Christopher Phillips teaches the history of science and medicine. He is particularly interested in the cultural role and authority of the exact, or mathematical, sciences in the modern period.

Daniel Pick

Professor of History
Birkbeck College, University of London

Daniel Pick is professor of history at Birkbeck College, University of London and a psychoanalyst. He is a fellow of the British Psychoanalytical Society. Daniel co-runs an MA programme at Birkbeck on psychoanalysis, history and culture. 

Lucy Pick

Senior Lecturer in the History of Christianity in the Divinity School; Associate Faculty in the Department of History
University of Chicago Divinity School

Lucy Pick is a historian of medieval religious thought and practice.
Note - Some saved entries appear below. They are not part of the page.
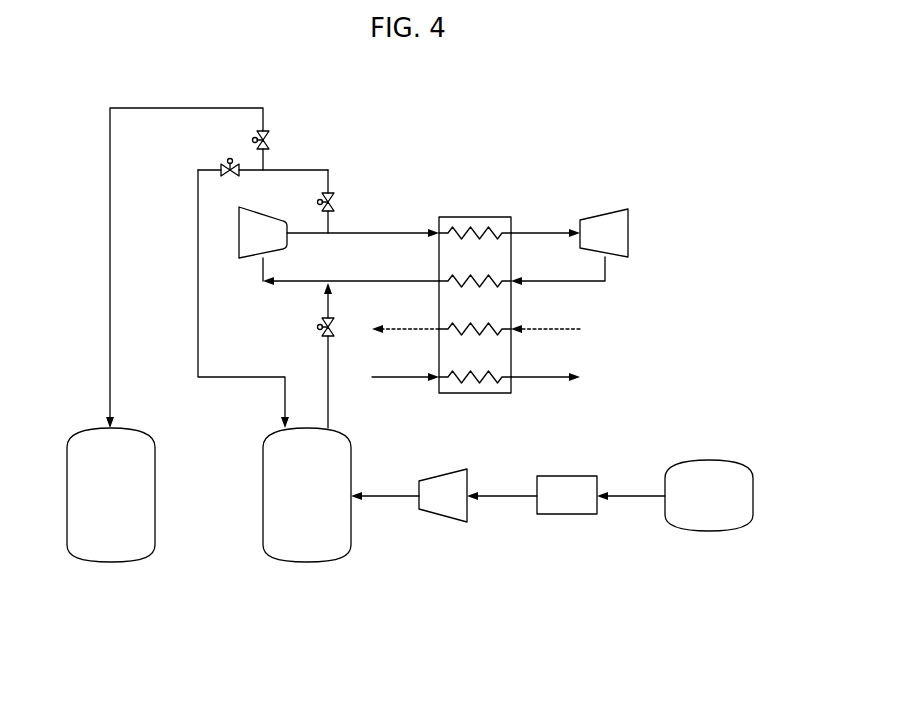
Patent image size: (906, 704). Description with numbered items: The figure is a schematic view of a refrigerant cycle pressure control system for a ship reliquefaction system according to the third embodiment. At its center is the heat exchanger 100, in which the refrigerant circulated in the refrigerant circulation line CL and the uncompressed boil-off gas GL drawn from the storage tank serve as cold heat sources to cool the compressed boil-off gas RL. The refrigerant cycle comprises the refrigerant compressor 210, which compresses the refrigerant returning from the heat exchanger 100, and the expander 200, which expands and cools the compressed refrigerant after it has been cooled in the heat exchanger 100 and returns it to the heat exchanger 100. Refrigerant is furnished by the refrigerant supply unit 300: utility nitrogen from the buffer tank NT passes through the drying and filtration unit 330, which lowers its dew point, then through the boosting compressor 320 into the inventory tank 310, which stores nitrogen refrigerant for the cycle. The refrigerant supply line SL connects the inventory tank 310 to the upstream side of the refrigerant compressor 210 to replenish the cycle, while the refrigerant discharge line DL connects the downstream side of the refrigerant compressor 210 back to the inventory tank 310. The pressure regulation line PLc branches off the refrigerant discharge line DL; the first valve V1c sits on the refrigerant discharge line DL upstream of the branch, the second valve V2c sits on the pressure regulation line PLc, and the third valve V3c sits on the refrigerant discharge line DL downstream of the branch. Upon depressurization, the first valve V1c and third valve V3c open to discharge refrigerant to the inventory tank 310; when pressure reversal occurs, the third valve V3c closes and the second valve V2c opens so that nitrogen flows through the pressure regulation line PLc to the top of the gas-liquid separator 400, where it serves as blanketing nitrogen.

The heat exchanger 100 is at (475, 217).
The expander 200 is at (604, 209).
The refrigerant compressor 210 is at (243, 259).
The refrigerant supply unit 300 is at (452, 589).
The inventory tank 310 is at (307, 562).
The boosting compressor 320 is at (441, 516).
The drying and filtration unit 330 is at (567, 514).
The gas-liquid separator 400 is at (110, 562).
The buffer tank NT is at (710, 531).
The pressure regulation line PLc is at (185, 107).
The first valve V1c is at (333, 202).
The second valve V2c is at (268, 139).
The third valve V3c is at (230, 158).
The refrigerant circulation line CL is at (607, 281).
The uncompressed boil-off gas GL is at (551, 329).
The compressed boil-off gas RL is at (397, 377).
The refrigerant supply line SL is at (326, 351).
The refrigerant discharge line DL is at (240, 377).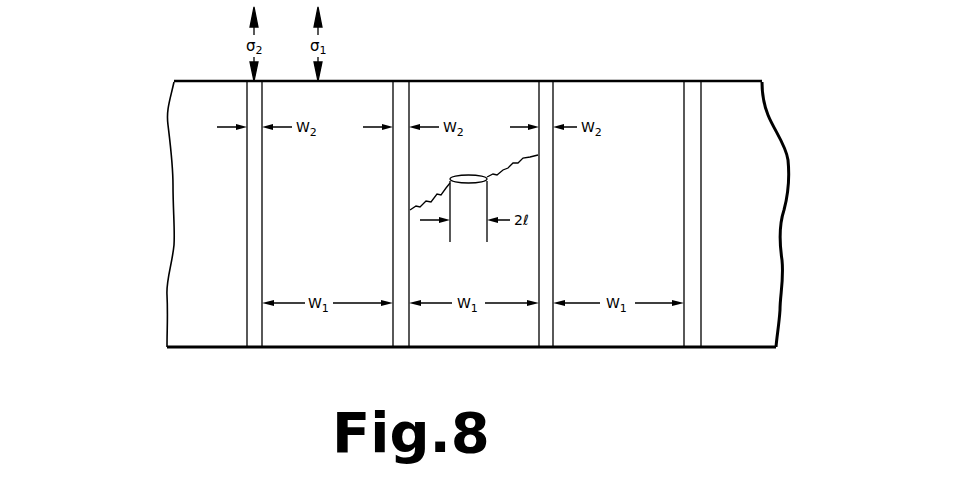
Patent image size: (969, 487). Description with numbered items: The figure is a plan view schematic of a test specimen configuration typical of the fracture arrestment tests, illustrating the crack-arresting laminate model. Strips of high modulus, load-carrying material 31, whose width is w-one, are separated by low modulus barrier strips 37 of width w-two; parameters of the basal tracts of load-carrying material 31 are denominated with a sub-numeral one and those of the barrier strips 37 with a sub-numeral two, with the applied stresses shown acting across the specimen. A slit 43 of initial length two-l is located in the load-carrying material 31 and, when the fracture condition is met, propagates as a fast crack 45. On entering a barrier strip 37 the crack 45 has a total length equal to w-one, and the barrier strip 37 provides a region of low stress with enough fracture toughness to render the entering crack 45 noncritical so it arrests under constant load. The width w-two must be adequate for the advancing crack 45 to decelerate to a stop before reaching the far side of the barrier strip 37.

Her current research and teaching interests include the relationships between gender and religion, connections between historical writing and theology, the development of monastic thought and practice, reading and writing as spiritual exercises, and the ways in which religion shapes lives through ritual. Her book, Conflict and Coexistence: Archbishop Rodrigo and the Muslims and Jews of Thirteenth-Century Spain, discusses Jewish, Christian, and Muslim relations in thirteenth-century Toledo. Dr. Pick is currently working on a monograph studying the intersection of gender, politics, and religion in the Middle Ages.

Alison Piepmeier

Associate Professor of English and Director of Women's and Gender Studies Program; author of "Girl Zines: Making Media, Doing Feminism" and other works.
College of Charleston

Alison Piepmeier is author of Girl Zines: Making Media, Doing Feminism (New York University Press, 2009), the first academic study of zines by girls and women. She is also co-editor of Catching a Wave: Reclaiming Feminism for the 21st Century (Northeastern University Press, 2003), a collection that is widely taught in Women's Studies classes, and author of Out in Public: Configurations of Women's Bodies in Nineteenth-Century America (University of North Carolina Press, 2004). She directs the Women's and Gender Studies Program at the College of Charleston, where she is also associate professor of English. She has served as a member of the Governing Council of the National Women's Studies Association.